Ambiente

Stop inceneritori, Zero Waste Ue avvisa Bruxelles

di Angelo Vitale -


Stop inceneritori: quando è troppo, è troppo. Zero Waste Europe, la rete ambientalista che raggruppa 35 realtà e che partecipa al processo decisionale europeo lavorando per un futuro a rifiuti zero, ha pubblicato un rapporto in cui – “senza alcun approccio ideologico”, precisa – evidenzia una forte preoccupazione critica riguardo alle capacità in eccesso per l’incenerimento dei rifiuti nell’Unione Europea.

Da anni, senza aver voluto affermare parole e direttive precise sugli inceneritori, la Commissione europea si è sostanzialmente ritagliata il ruolo di “amico saggio” degli Stati membri, lasciandoli liberi in un’autonomia che ora dimostra tutta la sua impasse. Zero Waste Europe rivela un modello preoccupante di crescita annuale della capacità di incenerimento dei rifiuti, con un surplus che ha già raggiunto i 60 milioni di tonnellate nel 2020 e un potenziale per raggiungere l’incredibile cifra di 220 milioni di tonnellate entro il 2023. Perciò il rapporto sottolinea l’urgente necessità di misure e raccomanda una rivalutazione della posizione dell’incenerimento nella gerarchia dei rifiuti, potenzialmente riclassificandolo come operazione di smaltimento, per promuovere pratiche di gestione dei rifiuti più sostenibili in tutta la regione.

Sessanta milioni di sovracapacità in Europa e 1 milione e 50mila tonnellate in Italia, ove gli inceneritori sono 37. In Lombardia sono 13 e già dieci anni fa Legambiente ne stimava il futuro a 15 anni, cioè oggi, con una decrescita tra il 35 e il 70% di sfruttamento della capacità.
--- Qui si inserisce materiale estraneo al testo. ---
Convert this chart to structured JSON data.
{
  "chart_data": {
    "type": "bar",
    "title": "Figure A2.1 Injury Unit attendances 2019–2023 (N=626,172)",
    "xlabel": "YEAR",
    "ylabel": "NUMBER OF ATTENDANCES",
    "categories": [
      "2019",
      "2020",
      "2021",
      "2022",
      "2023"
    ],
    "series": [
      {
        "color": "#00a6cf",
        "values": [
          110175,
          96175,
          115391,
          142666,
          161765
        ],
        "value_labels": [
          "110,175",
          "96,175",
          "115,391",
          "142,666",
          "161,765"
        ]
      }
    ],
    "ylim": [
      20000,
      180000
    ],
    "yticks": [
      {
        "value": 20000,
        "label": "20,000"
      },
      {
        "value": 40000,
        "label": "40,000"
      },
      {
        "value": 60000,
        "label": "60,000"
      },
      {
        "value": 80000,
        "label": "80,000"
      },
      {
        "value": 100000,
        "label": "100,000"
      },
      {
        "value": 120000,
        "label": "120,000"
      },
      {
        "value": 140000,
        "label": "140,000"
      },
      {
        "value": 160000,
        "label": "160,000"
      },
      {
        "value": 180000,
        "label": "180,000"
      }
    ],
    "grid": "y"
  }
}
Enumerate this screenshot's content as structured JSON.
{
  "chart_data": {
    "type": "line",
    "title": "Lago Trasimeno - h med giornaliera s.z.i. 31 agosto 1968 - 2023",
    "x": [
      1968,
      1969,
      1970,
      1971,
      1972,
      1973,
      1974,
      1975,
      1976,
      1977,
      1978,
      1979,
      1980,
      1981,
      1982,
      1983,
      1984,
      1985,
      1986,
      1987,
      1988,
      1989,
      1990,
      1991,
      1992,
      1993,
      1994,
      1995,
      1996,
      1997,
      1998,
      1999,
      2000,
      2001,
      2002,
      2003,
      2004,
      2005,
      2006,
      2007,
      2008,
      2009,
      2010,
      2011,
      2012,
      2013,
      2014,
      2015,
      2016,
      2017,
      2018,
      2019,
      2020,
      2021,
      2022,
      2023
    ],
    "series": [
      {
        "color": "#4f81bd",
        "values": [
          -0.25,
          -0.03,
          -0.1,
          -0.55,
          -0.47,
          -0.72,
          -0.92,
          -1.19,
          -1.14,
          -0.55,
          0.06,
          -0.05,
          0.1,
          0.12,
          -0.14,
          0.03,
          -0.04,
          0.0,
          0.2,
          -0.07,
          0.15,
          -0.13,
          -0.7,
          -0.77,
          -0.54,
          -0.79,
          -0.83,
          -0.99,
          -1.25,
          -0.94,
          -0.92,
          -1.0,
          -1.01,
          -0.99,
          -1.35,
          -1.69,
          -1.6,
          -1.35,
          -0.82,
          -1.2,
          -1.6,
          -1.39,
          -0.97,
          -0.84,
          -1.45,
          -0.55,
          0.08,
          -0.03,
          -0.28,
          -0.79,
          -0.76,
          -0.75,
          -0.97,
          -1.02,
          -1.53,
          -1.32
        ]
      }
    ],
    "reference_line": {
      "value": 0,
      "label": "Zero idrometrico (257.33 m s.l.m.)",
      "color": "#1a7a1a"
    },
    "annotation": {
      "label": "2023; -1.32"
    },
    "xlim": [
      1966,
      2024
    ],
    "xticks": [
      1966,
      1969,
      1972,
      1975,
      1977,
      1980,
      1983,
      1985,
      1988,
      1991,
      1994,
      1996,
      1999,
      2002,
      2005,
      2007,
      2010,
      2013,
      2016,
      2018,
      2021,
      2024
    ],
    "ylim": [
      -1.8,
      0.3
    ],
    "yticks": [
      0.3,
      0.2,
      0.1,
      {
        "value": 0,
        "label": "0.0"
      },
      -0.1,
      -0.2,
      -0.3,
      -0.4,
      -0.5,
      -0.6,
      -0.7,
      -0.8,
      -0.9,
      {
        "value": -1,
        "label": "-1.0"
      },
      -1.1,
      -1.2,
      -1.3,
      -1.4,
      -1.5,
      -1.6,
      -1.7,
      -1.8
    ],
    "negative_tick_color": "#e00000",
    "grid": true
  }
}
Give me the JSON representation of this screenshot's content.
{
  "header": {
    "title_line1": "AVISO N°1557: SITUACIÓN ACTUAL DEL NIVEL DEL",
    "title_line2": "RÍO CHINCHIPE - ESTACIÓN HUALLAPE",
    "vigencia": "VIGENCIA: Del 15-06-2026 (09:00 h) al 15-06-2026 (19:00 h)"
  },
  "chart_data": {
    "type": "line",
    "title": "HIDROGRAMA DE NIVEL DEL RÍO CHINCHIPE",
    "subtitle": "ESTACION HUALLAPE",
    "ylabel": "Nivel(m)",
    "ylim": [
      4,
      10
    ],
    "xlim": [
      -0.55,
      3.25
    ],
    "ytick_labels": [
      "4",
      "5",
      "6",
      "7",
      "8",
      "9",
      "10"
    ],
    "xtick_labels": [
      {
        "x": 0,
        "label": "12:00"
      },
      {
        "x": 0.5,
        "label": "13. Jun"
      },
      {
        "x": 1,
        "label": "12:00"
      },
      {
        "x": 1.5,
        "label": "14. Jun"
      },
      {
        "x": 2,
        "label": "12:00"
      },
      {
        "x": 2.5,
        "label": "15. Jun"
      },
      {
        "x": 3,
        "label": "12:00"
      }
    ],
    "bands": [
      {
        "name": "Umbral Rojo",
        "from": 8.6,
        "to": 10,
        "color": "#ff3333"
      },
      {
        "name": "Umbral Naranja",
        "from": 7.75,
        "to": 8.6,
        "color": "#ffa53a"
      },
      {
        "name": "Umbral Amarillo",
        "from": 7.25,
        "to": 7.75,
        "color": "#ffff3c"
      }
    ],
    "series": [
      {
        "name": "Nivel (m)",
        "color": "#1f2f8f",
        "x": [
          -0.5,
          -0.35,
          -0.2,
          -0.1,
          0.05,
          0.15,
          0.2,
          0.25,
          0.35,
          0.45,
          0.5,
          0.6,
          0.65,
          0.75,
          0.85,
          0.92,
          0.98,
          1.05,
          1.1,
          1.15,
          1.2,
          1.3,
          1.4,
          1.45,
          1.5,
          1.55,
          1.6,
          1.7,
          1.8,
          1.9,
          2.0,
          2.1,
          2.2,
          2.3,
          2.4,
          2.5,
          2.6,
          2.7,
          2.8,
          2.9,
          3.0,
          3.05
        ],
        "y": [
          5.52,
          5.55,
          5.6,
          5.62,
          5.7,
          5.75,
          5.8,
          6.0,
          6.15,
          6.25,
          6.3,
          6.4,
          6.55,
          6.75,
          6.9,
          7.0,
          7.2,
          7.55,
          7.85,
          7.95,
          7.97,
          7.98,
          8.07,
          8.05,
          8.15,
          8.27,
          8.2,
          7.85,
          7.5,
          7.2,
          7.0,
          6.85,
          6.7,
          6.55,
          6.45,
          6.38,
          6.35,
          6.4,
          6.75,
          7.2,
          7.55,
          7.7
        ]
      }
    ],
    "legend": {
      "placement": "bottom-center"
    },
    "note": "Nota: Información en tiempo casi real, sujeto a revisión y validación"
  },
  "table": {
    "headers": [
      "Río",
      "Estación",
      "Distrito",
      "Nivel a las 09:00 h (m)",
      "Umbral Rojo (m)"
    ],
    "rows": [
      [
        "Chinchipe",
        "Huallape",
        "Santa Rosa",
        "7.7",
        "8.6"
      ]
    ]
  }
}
Alcuni degli impianti, per quanti ne studiano una evoluzione senza futuro, “sono morti che camminano”, ideati e nati senza mettere in bilancio i costi finali, quelli successivi al loro smantellamento e alle bonifiche complessive che ne derivano.

Un sistema, così come “tira avanti”, che nei fatti frena e rallenta il futuro della raccolta differenziata, alimentato come è da tonnellate di rifiuti indifferenziati (anche perché non correttamente e completamente selezionati) che inglobano innanzitutto i residui della plastica non riciclata. “Producono energia rinnovabile”, afferma l’industry del comparto. Non è rinnovabile – dicono i contestatori della tecnologia dell’incenerimento – ed è responsabile di un gran numero di emissioni di anidride carbonica fossile. Andando contro la tanto ricercata decarbonizzazione e dimenticando che l’impronta carbonica dell’incenerimento sarà soggetta nel 2028, tra poco più di 4 anni, ad una tax della quale non si conosce ancora l’onere.

Invece, in Europa con politiche ogni volta differenti, perché diversificate sono le politiche nazionali di trattamento dei rifiuti, e in Italia ove è ricorrente il pensiero ad immaginare nuovi inceneritori anche di piccola taglia – in Umbria, a Pordenone, a Trento e altrove – si preferisce il rewamping, la rimodulazione degli impianti, la differenziazione della loro alimentazione, acquisendo nel ciclo di produzione dell’energia anche i fanghi di depurazione. Sostenendo addirittura, per questi ultimi, che ne sia migliore destinazione quella per l’incenerimento, a discapito di una migliore ricerca per non disperdere per esempio il fosforo, utile all’agricoltura e minerale raro nel nostro Paese.

Perciò il rapporto chiede un stop inceneritori e sottolinea l’urgente necessità di misure Ue e raccomanda di rivalutare la posizione dell’incenerimento nella gerarchia dei rifiuti, per riclassificarlo potenzialmente come operazione di smaltimento e per promuovere pratiche di gestione dei rifiuti più sostenibili.